Thinking And Doing Ethics

Part I

The information that you will need for the first part of the discussion can be found in Case 6J, p. 76; Case 8, p. 140; and Case 5, p. 46 of Thinking Critically About Ethical Issues. For two of those cases (you pick), clearly identify what you take to be the parties and the moral issue(s) that are at stake in those cases.

Part II

In the very beginning of one of your textbooks book, Vincent Ruggiero responds to the question “Why do we need ethics if we have laws?” (Ruggiero 4) in a rather striking way by claiming, in effect, that ethics is required by the law because it underpins and informs our laws in some way. At one point Ruggiero goes so far as to assert that, “…law is not possible without ethics. The only way for a law to be enacted or repealed is for one or more people to make a decision about right and wrong” (Ruggiero 4). Ruggiero attempts to back up this claim by providing some examples that he sees as providing some clear evidence for his position, one concerns the creation of a law against sexual harassment and another concerns the repeal of the law of Prohibition. In this vein he writes, “The only rational basis for a law against sexual harassment is that the act is wrong” and he adds further, “The Eighteenth Amendment to the U.S. Constitution made Prohibition the law of the land—until the Twenty-first Amendment repealed it in the name of justice” (Ruggiero 4, italics are mine).
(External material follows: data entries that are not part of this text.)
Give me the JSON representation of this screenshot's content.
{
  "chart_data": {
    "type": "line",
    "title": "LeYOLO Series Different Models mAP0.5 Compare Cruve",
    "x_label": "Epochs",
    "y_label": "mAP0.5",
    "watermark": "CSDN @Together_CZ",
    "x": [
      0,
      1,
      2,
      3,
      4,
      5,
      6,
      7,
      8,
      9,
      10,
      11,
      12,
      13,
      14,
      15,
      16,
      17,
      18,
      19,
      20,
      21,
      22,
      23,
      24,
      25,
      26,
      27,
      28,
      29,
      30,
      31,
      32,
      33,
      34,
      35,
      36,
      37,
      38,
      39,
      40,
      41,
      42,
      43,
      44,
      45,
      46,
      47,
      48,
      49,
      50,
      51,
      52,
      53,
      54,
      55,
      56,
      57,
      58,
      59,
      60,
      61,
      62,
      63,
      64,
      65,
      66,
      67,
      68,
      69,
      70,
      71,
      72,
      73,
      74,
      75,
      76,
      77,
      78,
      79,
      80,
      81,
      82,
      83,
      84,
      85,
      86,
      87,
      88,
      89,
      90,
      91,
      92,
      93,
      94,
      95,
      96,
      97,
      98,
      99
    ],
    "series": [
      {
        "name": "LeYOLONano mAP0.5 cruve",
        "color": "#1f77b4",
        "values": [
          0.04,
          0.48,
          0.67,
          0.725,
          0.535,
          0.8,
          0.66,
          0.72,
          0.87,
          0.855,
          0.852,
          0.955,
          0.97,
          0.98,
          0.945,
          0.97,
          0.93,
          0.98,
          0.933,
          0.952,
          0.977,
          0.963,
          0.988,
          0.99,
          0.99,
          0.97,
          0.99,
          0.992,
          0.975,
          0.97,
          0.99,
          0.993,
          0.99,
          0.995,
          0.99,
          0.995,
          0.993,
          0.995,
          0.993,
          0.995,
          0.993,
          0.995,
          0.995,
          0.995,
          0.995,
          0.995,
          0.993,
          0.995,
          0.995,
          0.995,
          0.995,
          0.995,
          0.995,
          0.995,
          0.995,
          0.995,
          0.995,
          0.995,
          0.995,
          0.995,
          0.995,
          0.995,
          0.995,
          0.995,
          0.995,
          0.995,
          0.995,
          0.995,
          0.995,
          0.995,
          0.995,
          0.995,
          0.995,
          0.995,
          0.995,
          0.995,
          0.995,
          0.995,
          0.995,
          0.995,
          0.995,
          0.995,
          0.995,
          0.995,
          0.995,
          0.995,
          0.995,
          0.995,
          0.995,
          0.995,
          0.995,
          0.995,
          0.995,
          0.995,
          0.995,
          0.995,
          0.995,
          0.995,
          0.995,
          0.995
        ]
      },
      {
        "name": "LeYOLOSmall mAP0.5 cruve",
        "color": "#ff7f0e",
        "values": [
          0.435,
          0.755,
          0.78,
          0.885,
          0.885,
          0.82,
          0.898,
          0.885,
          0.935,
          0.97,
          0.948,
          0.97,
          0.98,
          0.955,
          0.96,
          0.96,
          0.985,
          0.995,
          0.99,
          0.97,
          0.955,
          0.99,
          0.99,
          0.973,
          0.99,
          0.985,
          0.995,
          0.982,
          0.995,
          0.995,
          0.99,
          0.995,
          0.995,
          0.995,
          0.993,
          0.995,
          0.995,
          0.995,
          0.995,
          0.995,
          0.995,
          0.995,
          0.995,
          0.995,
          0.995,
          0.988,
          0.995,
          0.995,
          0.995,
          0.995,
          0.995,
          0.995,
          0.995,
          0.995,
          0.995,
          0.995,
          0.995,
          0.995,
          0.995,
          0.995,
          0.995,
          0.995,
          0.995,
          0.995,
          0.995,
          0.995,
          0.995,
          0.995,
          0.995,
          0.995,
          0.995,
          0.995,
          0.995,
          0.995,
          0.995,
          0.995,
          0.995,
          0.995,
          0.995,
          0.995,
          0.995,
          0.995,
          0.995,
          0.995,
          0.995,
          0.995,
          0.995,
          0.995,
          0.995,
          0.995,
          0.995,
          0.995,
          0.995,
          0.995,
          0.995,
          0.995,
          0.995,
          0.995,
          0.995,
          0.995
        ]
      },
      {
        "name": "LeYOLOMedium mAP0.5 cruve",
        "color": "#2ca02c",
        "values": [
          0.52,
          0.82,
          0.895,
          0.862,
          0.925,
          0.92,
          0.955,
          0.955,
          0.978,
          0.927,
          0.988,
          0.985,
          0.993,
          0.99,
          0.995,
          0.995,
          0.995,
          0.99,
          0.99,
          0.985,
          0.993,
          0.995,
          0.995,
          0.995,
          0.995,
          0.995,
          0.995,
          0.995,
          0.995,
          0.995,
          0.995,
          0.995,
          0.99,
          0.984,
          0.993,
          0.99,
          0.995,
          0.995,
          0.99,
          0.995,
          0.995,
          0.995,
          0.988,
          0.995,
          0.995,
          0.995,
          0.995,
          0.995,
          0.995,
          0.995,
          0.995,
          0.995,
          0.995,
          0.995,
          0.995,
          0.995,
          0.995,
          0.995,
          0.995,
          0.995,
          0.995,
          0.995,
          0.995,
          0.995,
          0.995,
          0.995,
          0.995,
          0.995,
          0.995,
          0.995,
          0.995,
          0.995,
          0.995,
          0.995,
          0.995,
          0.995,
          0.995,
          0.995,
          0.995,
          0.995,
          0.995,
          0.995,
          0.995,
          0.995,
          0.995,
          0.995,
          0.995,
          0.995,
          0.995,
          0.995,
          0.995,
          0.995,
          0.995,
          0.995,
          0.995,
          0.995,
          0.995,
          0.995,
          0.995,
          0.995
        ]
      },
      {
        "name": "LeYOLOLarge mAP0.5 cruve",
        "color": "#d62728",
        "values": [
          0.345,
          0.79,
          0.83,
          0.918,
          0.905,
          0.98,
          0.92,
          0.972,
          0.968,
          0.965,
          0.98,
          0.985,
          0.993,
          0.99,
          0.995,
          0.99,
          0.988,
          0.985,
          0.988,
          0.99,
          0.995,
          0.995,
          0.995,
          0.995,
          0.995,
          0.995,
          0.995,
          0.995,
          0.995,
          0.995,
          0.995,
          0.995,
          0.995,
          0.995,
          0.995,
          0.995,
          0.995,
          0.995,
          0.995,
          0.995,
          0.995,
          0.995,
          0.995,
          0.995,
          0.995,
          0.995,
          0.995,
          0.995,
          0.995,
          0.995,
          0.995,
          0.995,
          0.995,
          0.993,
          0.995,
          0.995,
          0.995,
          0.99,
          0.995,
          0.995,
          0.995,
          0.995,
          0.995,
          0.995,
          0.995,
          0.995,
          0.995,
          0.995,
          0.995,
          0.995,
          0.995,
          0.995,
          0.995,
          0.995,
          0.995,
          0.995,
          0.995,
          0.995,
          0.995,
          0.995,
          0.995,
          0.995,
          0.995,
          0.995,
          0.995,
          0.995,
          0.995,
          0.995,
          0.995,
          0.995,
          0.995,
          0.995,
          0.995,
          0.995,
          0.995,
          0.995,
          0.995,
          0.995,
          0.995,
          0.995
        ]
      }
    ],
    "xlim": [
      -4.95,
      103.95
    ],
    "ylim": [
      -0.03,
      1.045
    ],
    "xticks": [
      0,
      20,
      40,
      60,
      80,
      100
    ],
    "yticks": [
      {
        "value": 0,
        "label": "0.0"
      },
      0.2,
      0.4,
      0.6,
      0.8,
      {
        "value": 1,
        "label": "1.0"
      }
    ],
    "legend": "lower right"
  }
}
My question for you then, is “Do you agree with Ruggiero’s assessment of the intimate relationship between ethics and the law?” I intend this question in a general sense, but especially in regards the two examples he gives concerning the laws against sexual harassment and Prohibition. That is, can you think of any other (non-ethical) explanations for why we (now/no longer) have these particular laws? If so, what would those reasons be if not “ethical” ones? And furthermore, what might that mean for Ruggiero’s initial characterization of the relationship between ethics and the law in general?